Building a Sanplat toilet slab

Now for something completely different!

Two weeks ago six of us from the Mwanza EI team and 2 from Iringa travelled to Arusha to attend the biennial ECHO Agricultural conference. ECHO is a Christian based organization that works to develop appropriate farming methods. Most of the presentations were about Conservation agriculture, or CA (If you know about Farming Gods way this is one approach), CA is a method of farming which is going to be crucial in restoring the poor soils across the world damaged by intensive or poor farming practices. Also attending were hundreds from across East Africa all excited about sharing experiences and technologies. There were some excellent presentation covering everything from Farm Radio, dairy cows, bees (presented by our colleage Rachel) and a new curriculum to facilitate leading discovery bible studies with farmers.
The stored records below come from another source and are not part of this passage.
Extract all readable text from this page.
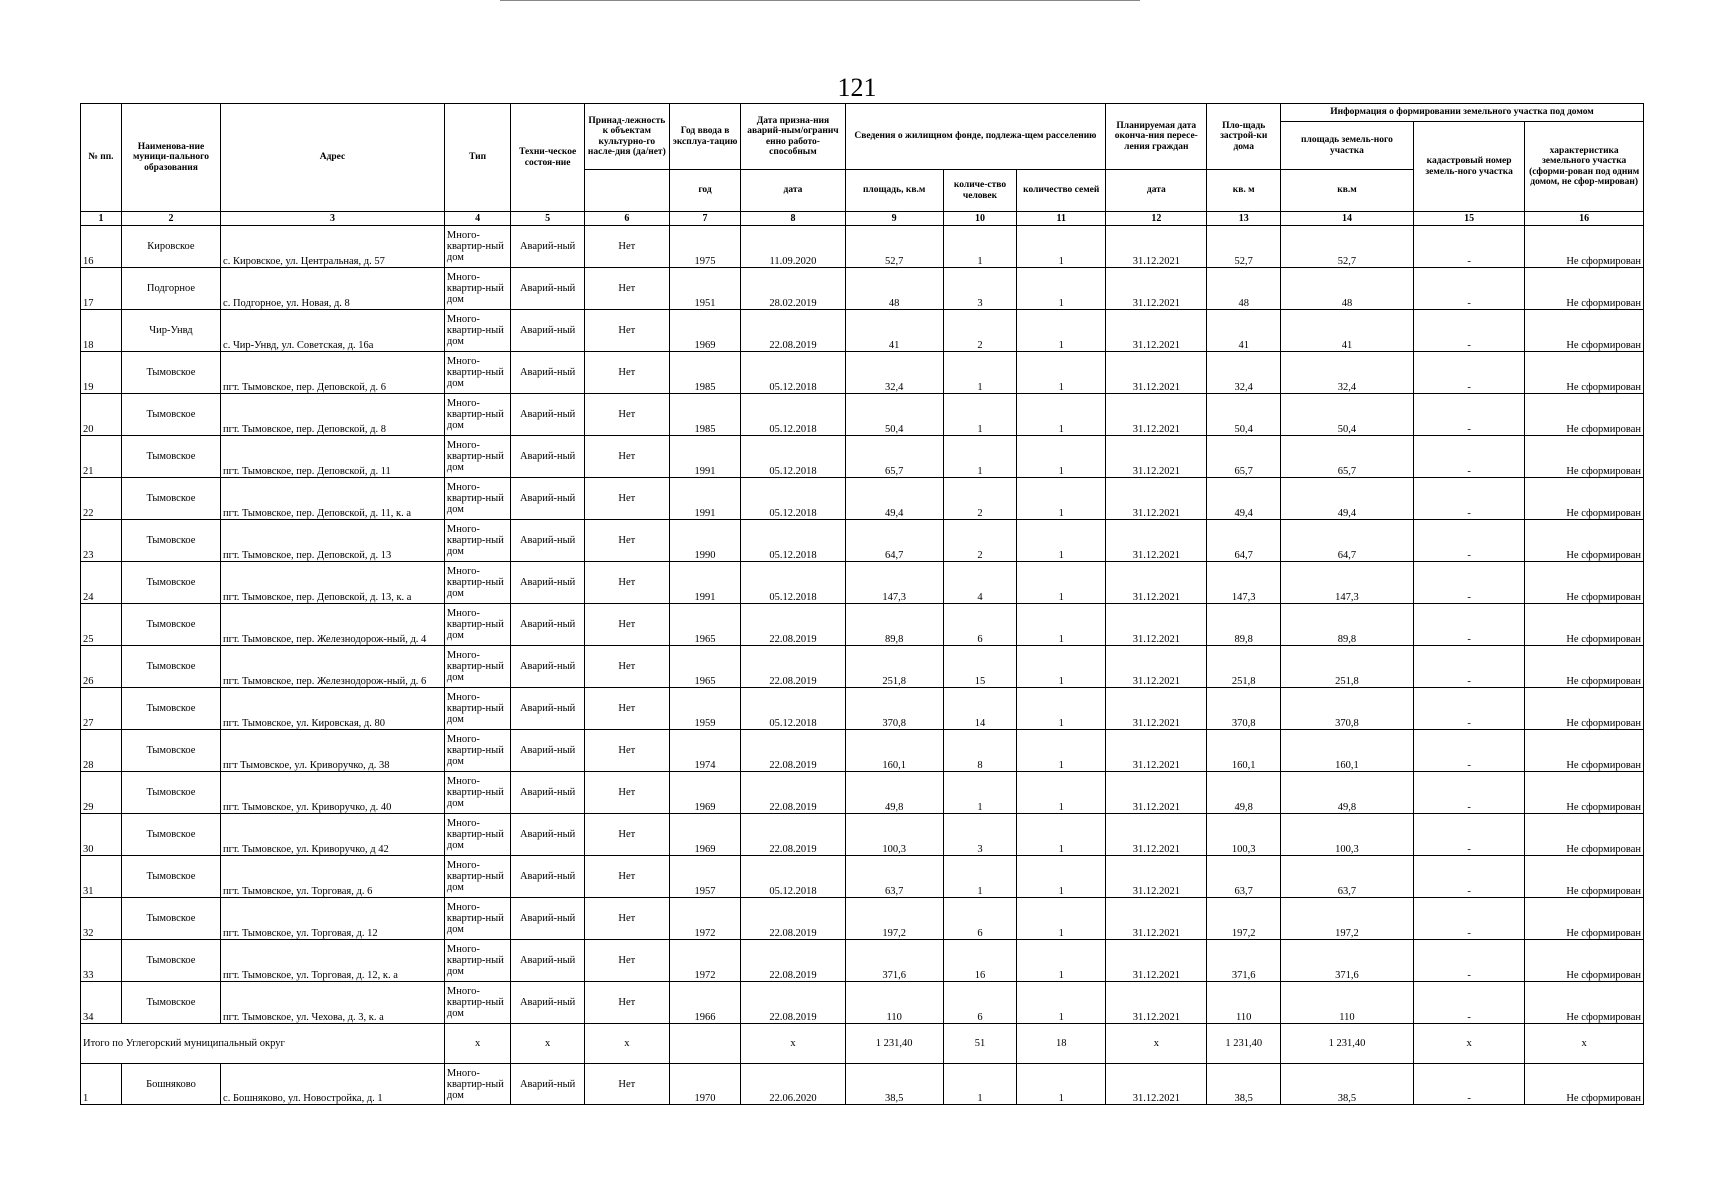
121
№ пп.	Наименова-ние муници-пального образования	Адрес	Тип	Техни-ческое состоя-ние	Принад-лежность к объектам культурно-го насле-дия (да/нет)	Год ввода в эксплуа-тацию	Дата призна-ния аварий-ным/огранич енно работо-способным	Сведения о жилищном фонде, подлежа-щем расселению			Планируемая дата оконча-ния пересе-ления граждан	Пло-щадь застрой-ки дома	Информация о формировании земельного участка под домом		
													площадь земель-ного участка	кадастровый номер земель-ного участка	характеристика земельного участка (сформи-рован под одним домом, не сфор-мирован)
						год	дата	площадь, кв.м	количе-ство человек	количество семей	дата	кв. м	кв.м		
1	2	3	4	5	6	7	8	9	10	11	12	13	14	15	16
16	Кировское	с. Кировское, ул. Центральная, д. 57	Много-квартир-ный дом	Аварий-ный	Нет	1975	11.09.2020	52,7	1	1	31.12.2021	52,7	52,7	-	Не сформирован
17	Подгорное	с. Подгорное, ул. Новая, д. 8	Много-квартир-ный дом	Аварий-ный	Нет	1951	28.02.2019	48	3	1	31.12.2021	48	48	-	Не сформирован
18	Чир-Унвд	с. Чир-Унвд, ул. Советская, д. 16а	Много-квартир-ный дом	Аварий-ный	Нет	1969	22.08.2019	41	2	1	31.12.2021	41	41	-	Не сформирован
19	Тымовское	пгт. Тымовское, пер. Деповской, д. 6	Много-квартир-ный дом	Аварий-ный	Нет	1985	05.12.2018	32,4	1	1	31.12.2021	32,4	32,4	-	Не сформирован
20	Тымовское	пгт. Тымовское, пер. Деповской, д. 8	Много-квартир-ный дом	Аварий-ный	Нет	1985	05.12.2018	50,4	1	1	31.12.2021	50,4	50,4	-	Не сформирован
21	Тымовское	пгт. Тымовское, пер. Деповской, д. 11	Много-квартир-ный дом	Аварий-ный	Нет	1991	05.12.2018	65,7	1	1	31.12.2021	65,7	65,7	-	Не сформирован
22	Тымовское	пгт. Тымовское, пер. Деповской, д. 11, к. а	Много-квартир-ный дом	Аварий-ный	Нет	1991	05.12.2018	49,4	2	1	31.12.2021	49,4	49,4	-	Не сформирован
23	Тымовское	пгт. Тымовское, пер. Деповской, д. 13	Много-квартир-ный дом	Аварий-ный	Нет	1990	05.12.2018	64,7	2	1	31.12.2021	64,7	64,7	-	Не сформирован
24	Тымовское	пгт. Тымовское, пер. Деповской, д. 13, к. а	Много-квартир-ный дом	Аварий-ный	Нет	1991	05.12.2018	147,3	4	1	31.12.2021	147,3	147,3	-	Не сформирован
25	Тымовское	пгт. Тымовское, пер. Железнодорож-ный, д. 4	Много-квартир-ный дом	Аварий-ный	Нет	1965	22.08.2019	89,8	6	1	31.12.2021	89,8	89,8	-	Не сформирован
26	Тымовское	пгт. Тымовское, пер. Железнодорож-ный, д. 6	Много-квартир-ный дом	Аварий-ный	Нет	1965	22.08.2019	251,8	15	1	31.12.2021	251,8	251,8	-	Не сформирован
27	Тымовское	пгт. Тымовское, ул. Кировская, д. 80	Много-квартир-ный дом	Аварий-ный	Нет	1959	05.12.2018	370,8	14	1	31.12.2021	370,8	370,8	-	Не сформирован
28	Тымовское	пгт Тымовское, ул. Криворучко, д. 38	Много-квартир-ный дом	Аварий-ный	Нет	1974	22.08.2019	160,1	8	1	31.12.2021	160,1	160,1	-	Не сформирован
29	Тымовское	пгт. Тымовское, ул. Криворучко, д. 40	Много-квартир-ный дом	Аварий-ный	Нет	1969	22.08.2019	49,8	1	1	31.12.2021	49,8	49,8	-	Не сформирован
30	Тымовское	пгт. Тымовское, ул. Криворучко, д 42	Много-квартир-ный дом	Аварий-ный	Нет	1969	22.08.2019	100,3	3	1	31.12.2021	100,3	100,3	-	Не сформирован
31	Тымовское	пгт. Тымовское, ул. Торговая, д. 6	Много-квартир-ный дом	Аварий-ный	Нет	1957	05.12.2018	63,7	1	1	31.12.2021	63,7	63,7	-	Не сформирован
32	Тымовское	пгт. Тымовское, ул. Торговая, д. 12	Много-квартир-ный дом	Аварий-ный	Нет	1972	22.08.2019	197,2	6	1	31.12.2021	197,2	197,2	-	Не сформирован
33	Тымовское	пгт. Тымовское, ул. Торговая, д. 12, к. а	Много-квартир-ный дом	Аварий-ный	Нет	1972	22.08.2019	371,6	16	1	31.12.2021	371,6	371,6	-	Не сформирован
34	Тымовское	пгт. Тымовское, ул. Чехова, д. 3, к. а	Много-квартир-ный дом	Аварий-ный	Нет	1966	22.08.2019	110	6	1	31.12.2021	110	110	-	Не сформирован
Итого по Углегорский муниципальный округ			x	x	x		x	1 231,40	51	18	x	1 231,40	1 231,40	x	x
1	Бошняково	с. Бошняково, ул. Новостройка, д. 1	Много-квартир-ный дом	Аварий-ный	Нет	1970	22.06.2020	38,5	1	1	31.12.2021	38,5	38,5	-	Не сформирован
I think everybody learned something.

A modified local plough

Learning how to propagate by taking cuttings

My long-lost ancestors

I attended a tour to a residential house where Chris, the owner, (an experimental german engineer) has built a biogas system under his house to turn all of his garden waste, sewage and waste water into cooking gas and nutrient rich water. He had some very honest opinions about biogas in Tanzania, on one hand it is entirely appropriate to turn all your waste into cooking gas, and believes every city house should have one instead of a septic tank. On the other hand making the technology accessible to rural areas is very unreliable and requires great investment. Plastic tanks or sheeting have a very short life span in the African sun, and are easily punctured. Chris was also proud of his compost heap, where he collects urine uses it to infuse charcoal to make ‘biochar’, a slow release nitrogen fertiliser. Again, an appropriate use of a waste product but probably not immedialty attractive to the average Tanzanian farmer! We all had a good week and got back safely to Mwanza with one puncture, timing itself nicely with a torrential downpour!

Digested effluent is completely safe to handle apparently…!)

Here’s where all the waste goes (yes it stinks!)

A week later Elisha and I travelled to a part of Mwanza region to take part in some fish farming training. Another missionary, Brett, living in Geita, about 2 hours away, has some well established demonstration farms. He has invested a lot of time building relationships with farmers, farming alongside them and showing them, through his plot, different styles of CA, and then letting them experiment by themselves. One area he has explored is fish farming and so 3 farmers have already built a pond and this training was to build on their knowledge and introduce others (like us) to the idea.

It was 3 days of intensive practical training instructed by Chrispin, an expert. We learnt how to dig a pond, lay the foundations, stock it with Tilapia (apparently the most suitable for farming) and how to deal with all manners of threats including birds, monitor lizards and turtles! We even attempted harvesting one of the ponds. There was something very special about watching a group of farmers attempting to fish! i’m still trying to find the biblical application for a future sermon!

Digging the pond

Chrispin teaching about fish-farming

Teaching farmers to fish!

Digging the pond by the church

Digging our own pond in Mwanza

Whether a fish farm could work in any of our project villages is another question, but Tim and Rachel, our colleagues have a large garden which has space to experiment. So that is this week’s work, putting into practice our training and seeing if we can keep some fish alive long enough to be worth it! Its quite a boggy patch so digging sand while up to your knees in mud is quite a work out!

Meanwhile in Mwanza, Tabitha and Reuben were inspired by a fantastic swimming gala this weekend where many of their friends entered and beat their own personal records. The youngest entry was 3 years old and the oldest was 47. We hope to get Tabitha in the mini gala in November, and she’s more than ready! I, however, have no plans to enter the “dad’s race”, an 800 meter front crawl!